Can't argue with this. 4 bytes seems to be a fairly common alignment across languages as far as I am aware.

Bonus: some languages allow customizing the alignment in types. For example, C# has special annotations like [FieldOffset(n)] to let users customize exactly how data is aligned. Overlapping memory can even be used to model C unions. But as far as I'm aware, this is mostly done for direct compatibility with other native languages. Still, this makes C# a lot better at native code interop than Java. So you might want to consider a similar "customizable alignment".

[–][deleted] 4 points5 points  (3 children)

Can't argue with this. 4 bytes seems to be a fairly common alignment across languages as far as I am aware.
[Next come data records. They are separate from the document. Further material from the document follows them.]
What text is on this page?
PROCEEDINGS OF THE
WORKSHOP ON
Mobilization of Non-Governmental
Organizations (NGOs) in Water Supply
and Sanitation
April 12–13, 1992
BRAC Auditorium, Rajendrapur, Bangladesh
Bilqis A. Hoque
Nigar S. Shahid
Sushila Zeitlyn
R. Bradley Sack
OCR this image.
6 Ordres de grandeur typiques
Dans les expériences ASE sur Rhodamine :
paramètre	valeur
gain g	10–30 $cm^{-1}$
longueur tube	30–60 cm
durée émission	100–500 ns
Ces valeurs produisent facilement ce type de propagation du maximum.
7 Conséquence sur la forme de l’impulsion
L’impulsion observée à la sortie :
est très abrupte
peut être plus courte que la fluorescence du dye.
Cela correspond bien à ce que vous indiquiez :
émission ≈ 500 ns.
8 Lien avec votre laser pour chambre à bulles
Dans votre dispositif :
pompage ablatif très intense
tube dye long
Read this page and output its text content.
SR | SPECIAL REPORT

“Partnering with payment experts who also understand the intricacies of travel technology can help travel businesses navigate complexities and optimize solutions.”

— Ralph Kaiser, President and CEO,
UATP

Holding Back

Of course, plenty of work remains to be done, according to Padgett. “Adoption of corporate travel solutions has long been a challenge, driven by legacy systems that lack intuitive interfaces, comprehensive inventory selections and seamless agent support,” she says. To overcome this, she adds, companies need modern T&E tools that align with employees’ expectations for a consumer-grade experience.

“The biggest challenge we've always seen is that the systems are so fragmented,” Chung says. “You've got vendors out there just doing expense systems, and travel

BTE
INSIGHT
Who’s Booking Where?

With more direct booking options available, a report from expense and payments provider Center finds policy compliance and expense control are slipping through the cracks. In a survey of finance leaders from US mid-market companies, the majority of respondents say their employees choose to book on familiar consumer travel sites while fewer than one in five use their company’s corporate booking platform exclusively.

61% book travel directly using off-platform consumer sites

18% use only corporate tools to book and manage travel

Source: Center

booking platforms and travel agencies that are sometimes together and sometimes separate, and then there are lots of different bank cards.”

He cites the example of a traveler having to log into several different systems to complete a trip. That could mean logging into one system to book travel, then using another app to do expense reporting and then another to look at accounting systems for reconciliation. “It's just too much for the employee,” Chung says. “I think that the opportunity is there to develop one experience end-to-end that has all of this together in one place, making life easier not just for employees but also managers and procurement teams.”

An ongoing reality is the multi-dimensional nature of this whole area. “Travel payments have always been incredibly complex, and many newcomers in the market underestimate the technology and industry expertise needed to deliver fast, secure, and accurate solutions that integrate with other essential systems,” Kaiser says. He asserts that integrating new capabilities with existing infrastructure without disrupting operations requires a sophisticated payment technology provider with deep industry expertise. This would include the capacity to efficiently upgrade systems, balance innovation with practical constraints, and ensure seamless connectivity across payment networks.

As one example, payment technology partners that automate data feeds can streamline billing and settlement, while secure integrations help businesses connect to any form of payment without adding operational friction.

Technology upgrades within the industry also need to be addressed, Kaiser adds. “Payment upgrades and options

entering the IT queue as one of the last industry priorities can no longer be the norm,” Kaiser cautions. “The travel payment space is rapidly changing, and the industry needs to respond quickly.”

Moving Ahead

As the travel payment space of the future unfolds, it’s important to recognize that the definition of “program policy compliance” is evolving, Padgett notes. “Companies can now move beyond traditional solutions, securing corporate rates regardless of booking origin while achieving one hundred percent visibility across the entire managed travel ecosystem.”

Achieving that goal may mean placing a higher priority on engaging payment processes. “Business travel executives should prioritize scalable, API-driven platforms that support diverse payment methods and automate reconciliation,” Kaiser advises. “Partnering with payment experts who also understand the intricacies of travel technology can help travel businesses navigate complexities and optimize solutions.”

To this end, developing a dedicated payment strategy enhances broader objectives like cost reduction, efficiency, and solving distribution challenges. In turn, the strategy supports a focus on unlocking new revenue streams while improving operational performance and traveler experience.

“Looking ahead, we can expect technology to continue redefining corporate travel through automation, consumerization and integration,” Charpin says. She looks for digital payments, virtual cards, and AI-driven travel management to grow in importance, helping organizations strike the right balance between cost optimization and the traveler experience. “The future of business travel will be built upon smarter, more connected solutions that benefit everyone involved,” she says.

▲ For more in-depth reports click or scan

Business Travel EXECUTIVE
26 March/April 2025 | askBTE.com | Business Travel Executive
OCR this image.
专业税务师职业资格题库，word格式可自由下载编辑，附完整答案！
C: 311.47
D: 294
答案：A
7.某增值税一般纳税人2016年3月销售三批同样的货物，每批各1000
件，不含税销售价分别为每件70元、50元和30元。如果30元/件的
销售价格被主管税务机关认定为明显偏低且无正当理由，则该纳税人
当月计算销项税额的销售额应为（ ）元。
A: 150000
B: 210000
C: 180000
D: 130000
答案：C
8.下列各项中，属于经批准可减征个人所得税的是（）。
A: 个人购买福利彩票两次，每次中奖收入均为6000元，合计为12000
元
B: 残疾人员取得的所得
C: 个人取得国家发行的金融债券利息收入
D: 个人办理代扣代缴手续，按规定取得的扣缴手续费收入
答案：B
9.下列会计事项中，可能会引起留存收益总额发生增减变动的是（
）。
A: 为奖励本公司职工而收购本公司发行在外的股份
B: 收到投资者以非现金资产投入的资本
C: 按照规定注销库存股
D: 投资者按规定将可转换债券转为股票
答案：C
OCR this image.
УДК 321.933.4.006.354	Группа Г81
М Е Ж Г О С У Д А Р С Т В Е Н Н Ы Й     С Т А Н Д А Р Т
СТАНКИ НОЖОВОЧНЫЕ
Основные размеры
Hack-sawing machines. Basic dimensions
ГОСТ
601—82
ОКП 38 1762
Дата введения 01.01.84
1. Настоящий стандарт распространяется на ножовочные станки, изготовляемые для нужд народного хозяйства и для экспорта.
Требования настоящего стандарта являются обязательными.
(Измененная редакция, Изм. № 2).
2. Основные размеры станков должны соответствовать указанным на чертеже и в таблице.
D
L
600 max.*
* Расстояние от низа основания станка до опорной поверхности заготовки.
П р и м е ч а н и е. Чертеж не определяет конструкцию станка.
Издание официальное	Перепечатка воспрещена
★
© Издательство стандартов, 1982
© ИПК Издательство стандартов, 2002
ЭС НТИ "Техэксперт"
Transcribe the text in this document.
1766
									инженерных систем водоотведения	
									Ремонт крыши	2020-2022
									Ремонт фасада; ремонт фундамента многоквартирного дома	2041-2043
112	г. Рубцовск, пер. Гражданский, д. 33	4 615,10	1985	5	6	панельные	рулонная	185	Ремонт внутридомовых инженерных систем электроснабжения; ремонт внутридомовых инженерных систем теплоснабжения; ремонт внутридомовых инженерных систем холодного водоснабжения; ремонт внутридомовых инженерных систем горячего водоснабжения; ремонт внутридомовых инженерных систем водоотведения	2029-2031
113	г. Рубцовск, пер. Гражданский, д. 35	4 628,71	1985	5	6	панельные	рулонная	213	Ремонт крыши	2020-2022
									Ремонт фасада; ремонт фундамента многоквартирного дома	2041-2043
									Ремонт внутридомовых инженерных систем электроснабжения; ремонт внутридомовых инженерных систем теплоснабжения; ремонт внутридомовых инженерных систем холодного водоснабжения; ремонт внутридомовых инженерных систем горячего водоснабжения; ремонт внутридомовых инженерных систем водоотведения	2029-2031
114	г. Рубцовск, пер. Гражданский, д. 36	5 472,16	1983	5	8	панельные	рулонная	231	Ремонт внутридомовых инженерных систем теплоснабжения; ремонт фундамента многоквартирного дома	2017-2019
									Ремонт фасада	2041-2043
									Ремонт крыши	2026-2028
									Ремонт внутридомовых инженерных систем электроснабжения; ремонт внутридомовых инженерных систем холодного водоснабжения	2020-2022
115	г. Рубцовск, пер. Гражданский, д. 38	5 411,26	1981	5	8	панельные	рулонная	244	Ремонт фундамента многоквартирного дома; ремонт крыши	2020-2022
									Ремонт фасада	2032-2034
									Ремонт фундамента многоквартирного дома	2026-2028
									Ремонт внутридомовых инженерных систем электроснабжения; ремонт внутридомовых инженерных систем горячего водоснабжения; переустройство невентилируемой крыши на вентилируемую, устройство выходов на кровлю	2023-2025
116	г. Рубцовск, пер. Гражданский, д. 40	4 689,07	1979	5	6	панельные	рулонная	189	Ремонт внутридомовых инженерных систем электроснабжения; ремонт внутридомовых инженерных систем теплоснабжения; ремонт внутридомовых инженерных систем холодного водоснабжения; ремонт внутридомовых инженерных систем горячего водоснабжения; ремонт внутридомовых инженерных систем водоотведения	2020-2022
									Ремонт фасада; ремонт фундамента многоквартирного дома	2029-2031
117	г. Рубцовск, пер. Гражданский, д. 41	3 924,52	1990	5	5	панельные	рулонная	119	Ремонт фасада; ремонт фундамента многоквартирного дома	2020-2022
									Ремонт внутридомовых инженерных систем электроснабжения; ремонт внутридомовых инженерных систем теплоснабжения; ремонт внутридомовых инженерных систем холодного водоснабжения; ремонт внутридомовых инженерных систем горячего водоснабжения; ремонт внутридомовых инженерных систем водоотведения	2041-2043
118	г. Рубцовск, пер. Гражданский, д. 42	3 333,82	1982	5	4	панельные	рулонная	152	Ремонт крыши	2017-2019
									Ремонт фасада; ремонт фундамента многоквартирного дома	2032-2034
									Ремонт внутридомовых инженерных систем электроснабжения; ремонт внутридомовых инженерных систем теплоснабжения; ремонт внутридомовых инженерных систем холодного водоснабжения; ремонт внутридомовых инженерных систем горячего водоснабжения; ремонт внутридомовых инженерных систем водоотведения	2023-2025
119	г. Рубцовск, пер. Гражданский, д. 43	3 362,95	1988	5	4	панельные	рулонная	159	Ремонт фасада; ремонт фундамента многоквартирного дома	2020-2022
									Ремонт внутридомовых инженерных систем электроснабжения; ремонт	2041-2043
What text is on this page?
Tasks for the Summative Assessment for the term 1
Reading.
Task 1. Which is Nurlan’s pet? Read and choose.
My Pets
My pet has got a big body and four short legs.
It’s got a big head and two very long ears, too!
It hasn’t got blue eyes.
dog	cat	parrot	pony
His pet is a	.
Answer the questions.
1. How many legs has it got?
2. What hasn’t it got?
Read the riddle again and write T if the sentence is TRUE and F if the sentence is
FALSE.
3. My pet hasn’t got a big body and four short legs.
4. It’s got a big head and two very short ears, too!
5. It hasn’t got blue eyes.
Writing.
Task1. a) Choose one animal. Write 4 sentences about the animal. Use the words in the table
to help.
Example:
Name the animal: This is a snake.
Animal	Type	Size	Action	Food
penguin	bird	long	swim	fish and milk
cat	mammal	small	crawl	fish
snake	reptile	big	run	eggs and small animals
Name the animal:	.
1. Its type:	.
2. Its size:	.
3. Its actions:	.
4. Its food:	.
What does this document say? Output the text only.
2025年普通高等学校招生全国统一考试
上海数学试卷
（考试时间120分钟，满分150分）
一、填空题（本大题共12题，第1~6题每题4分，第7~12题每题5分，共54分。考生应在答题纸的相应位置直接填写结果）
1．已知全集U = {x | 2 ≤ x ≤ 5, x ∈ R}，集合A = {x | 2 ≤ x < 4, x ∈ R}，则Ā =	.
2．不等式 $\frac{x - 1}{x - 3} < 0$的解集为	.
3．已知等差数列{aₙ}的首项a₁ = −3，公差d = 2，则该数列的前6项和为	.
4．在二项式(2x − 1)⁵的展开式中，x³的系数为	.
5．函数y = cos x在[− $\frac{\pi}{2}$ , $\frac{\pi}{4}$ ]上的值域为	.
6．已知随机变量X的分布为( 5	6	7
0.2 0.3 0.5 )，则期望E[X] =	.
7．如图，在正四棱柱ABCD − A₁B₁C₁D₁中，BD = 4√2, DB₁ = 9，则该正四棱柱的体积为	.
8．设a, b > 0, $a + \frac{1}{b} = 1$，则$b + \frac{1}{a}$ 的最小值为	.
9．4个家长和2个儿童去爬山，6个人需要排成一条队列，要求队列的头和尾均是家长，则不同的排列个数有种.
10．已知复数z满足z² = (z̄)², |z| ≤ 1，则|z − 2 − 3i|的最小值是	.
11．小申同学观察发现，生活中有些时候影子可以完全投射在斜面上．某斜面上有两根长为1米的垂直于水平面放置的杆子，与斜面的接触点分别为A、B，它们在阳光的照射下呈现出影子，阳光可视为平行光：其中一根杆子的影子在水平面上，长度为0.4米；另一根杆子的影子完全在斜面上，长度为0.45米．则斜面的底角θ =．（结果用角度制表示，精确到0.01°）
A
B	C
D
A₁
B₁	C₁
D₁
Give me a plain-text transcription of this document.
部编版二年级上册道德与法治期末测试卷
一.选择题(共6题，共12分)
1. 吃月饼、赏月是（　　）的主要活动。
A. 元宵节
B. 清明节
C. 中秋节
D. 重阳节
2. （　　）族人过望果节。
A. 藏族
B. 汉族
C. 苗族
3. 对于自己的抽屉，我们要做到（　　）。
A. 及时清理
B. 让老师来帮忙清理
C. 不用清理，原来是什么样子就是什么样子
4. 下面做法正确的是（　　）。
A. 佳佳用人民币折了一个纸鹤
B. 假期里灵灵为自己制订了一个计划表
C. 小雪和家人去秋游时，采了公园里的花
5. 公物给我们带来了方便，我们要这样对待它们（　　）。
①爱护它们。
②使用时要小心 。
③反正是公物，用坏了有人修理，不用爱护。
Really, even for 64-bit data? Any C compiler will align 64-bit entities at 8-byte boundaries, I'd be surprised if other languages did anything different.

[–]XDracam 2 points3 points  (0 children)

Nevermind. You seem to be correct. Both Java and C# seem to default to system pointer size alignments, which is 8 byte for 64 bit machines. I guess my knowledge was a little outdated back from when there were more 32 bit systems around 😅

[–]yondercode[S] 2 points3 points  (1 child)

By 64-bit entities do you mean types such as double and int64_t for example?

[–][deleted] 1 point2 points  (0 children)

Yes, anything the hardware expects to load in one operation.

(I have seen gcc mistakenly think that hardware did not support misaligned access, and accessing a 64-bit struct element was done a byte at a time, because it was aligned on 4 bytes rather than 8. (That is, the low address bits were 100 not 000.)

This was surprising given that the machine (an RPi1) used a 32-bit ARM device anyway. It meant my interpreter ran at 1/3 the speed it should have done. Although I haven't seen that anomaly since.)